2. Be the connector, put interesting people together.

3. Look past the title, get some personal information, and find a way to remember it.

4. Have a clear sense of what you want people to be saying about you afterwards and how that builds your professional and national brand (clue – it should not just be ‘he’s very nice’).

5. It is better that others tell people why you’re of interest than that you do it yourself.

6. Engage, don’t transmit. Above all, do it with purpose. Are you building relationships that in turn build the national interest? If you’re still talking about the weather after two minutes, move on, or resign.

7. Keep moving, but never get caught looking over people’s shoulders for more productive targets.

8. Don’t just focus on the grandest people in the room. Those that do so stand out a mile, and frighten the ‘important’ people away (unless they simply want their egos buffed). You get more useful interaction from a less senior adviser who wants to talk to you than a VIP who just wants an audience.
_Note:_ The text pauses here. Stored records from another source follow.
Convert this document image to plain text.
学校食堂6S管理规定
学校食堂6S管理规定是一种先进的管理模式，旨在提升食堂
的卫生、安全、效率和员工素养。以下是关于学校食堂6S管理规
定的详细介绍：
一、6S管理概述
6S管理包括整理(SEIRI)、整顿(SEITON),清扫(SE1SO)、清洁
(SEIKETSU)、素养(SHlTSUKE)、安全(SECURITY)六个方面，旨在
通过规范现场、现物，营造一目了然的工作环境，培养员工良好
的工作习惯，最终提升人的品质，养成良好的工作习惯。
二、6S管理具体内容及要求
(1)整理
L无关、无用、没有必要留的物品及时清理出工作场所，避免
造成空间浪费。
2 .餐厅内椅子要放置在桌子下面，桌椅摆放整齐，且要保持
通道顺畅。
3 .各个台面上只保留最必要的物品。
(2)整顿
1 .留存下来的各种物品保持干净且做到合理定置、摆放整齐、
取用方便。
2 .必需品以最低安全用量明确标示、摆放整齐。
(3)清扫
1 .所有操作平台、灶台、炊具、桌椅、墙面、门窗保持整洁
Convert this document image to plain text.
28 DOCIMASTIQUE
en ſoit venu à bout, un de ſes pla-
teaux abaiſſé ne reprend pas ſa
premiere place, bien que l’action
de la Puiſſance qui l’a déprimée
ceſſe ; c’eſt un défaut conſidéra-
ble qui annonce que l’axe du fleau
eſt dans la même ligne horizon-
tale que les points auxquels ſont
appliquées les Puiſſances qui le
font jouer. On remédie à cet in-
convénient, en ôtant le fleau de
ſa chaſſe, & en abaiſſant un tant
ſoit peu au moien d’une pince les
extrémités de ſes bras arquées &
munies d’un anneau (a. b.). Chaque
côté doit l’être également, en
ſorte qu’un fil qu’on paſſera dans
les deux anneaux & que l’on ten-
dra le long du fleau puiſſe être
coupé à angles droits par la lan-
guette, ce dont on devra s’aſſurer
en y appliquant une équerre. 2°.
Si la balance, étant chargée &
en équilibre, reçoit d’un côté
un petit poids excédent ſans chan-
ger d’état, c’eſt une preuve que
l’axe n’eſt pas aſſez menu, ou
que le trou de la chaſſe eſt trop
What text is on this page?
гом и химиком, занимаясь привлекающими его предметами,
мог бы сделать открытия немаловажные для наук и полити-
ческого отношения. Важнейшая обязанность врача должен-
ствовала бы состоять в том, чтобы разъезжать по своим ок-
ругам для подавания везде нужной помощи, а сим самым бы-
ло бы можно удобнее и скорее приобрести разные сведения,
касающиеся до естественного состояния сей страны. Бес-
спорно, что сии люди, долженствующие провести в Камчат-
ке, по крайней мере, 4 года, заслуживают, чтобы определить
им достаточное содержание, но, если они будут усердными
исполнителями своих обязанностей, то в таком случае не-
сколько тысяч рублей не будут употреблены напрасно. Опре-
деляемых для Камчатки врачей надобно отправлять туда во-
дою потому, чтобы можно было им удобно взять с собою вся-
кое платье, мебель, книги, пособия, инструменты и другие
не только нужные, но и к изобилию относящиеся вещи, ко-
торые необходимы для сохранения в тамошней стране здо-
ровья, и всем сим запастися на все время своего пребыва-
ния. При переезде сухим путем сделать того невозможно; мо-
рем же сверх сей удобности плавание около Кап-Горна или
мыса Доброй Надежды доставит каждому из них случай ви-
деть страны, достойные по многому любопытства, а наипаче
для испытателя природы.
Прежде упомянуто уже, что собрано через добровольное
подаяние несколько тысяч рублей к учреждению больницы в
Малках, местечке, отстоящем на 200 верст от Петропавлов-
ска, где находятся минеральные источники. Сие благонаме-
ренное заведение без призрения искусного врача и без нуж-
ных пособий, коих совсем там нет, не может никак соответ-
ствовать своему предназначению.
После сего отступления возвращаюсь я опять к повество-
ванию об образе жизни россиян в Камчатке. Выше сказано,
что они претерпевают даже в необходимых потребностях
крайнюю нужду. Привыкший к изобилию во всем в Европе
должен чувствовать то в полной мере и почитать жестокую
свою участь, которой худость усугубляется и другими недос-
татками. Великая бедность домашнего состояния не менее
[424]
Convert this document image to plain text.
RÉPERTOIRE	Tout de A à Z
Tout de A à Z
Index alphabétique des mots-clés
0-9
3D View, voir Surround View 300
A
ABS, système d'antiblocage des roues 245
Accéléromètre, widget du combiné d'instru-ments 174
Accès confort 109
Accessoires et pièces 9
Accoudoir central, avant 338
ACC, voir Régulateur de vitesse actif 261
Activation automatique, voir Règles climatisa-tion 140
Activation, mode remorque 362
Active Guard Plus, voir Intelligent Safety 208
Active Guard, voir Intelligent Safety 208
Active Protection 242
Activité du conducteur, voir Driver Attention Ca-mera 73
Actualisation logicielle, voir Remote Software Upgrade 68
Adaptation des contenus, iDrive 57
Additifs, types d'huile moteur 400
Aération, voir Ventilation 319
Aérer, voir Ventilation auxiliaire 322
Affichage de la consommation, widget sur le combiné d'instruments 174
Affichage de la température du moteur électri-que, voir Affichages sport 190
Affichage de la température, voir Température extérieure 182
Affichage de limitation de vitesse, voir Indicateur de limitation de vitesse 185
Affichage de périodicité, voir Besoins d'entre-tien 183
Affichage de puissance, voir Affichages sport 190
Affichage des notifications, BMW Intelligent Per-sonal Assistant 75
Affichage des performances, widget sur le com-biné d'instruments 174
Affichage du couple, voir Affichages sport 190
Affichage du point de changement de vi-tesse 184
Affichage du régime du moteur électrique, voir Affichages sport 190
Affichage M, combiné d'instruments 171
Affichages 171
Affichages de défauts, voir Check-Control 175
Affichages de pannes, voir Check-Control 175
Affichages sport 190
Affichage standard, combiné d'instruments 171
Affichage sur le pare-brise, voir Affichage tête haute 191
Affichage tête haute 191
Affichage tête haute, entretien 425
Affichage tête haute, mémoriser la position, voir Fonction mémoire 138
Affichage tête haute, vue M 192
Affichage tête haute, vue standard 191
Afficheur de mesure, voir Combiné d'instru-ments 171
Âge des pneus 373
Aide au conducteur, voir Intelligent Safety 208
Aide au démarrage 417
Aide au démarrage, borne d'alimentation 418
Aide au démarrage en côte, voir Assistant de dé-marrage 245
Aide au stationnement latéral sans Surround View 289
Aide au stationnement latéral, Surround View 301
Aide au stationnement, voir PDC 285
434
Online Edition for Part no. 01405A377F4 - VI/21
9. Convening power is huge. Host events people want to attend not just because of you but because they know interesting people will be there. 

10. Think about both the size and quality of your network. Not just about having the most business cards or LinkedIn contacts but the depth of the relationships.

To remain competitive, relevant and necessary, diplomats need to hone the skills that help them make their countries more secure and better off. Not all of these involve a smartphone, whatever you read elsewhere on this blog. None of them, sadly, involve expensive chocolate.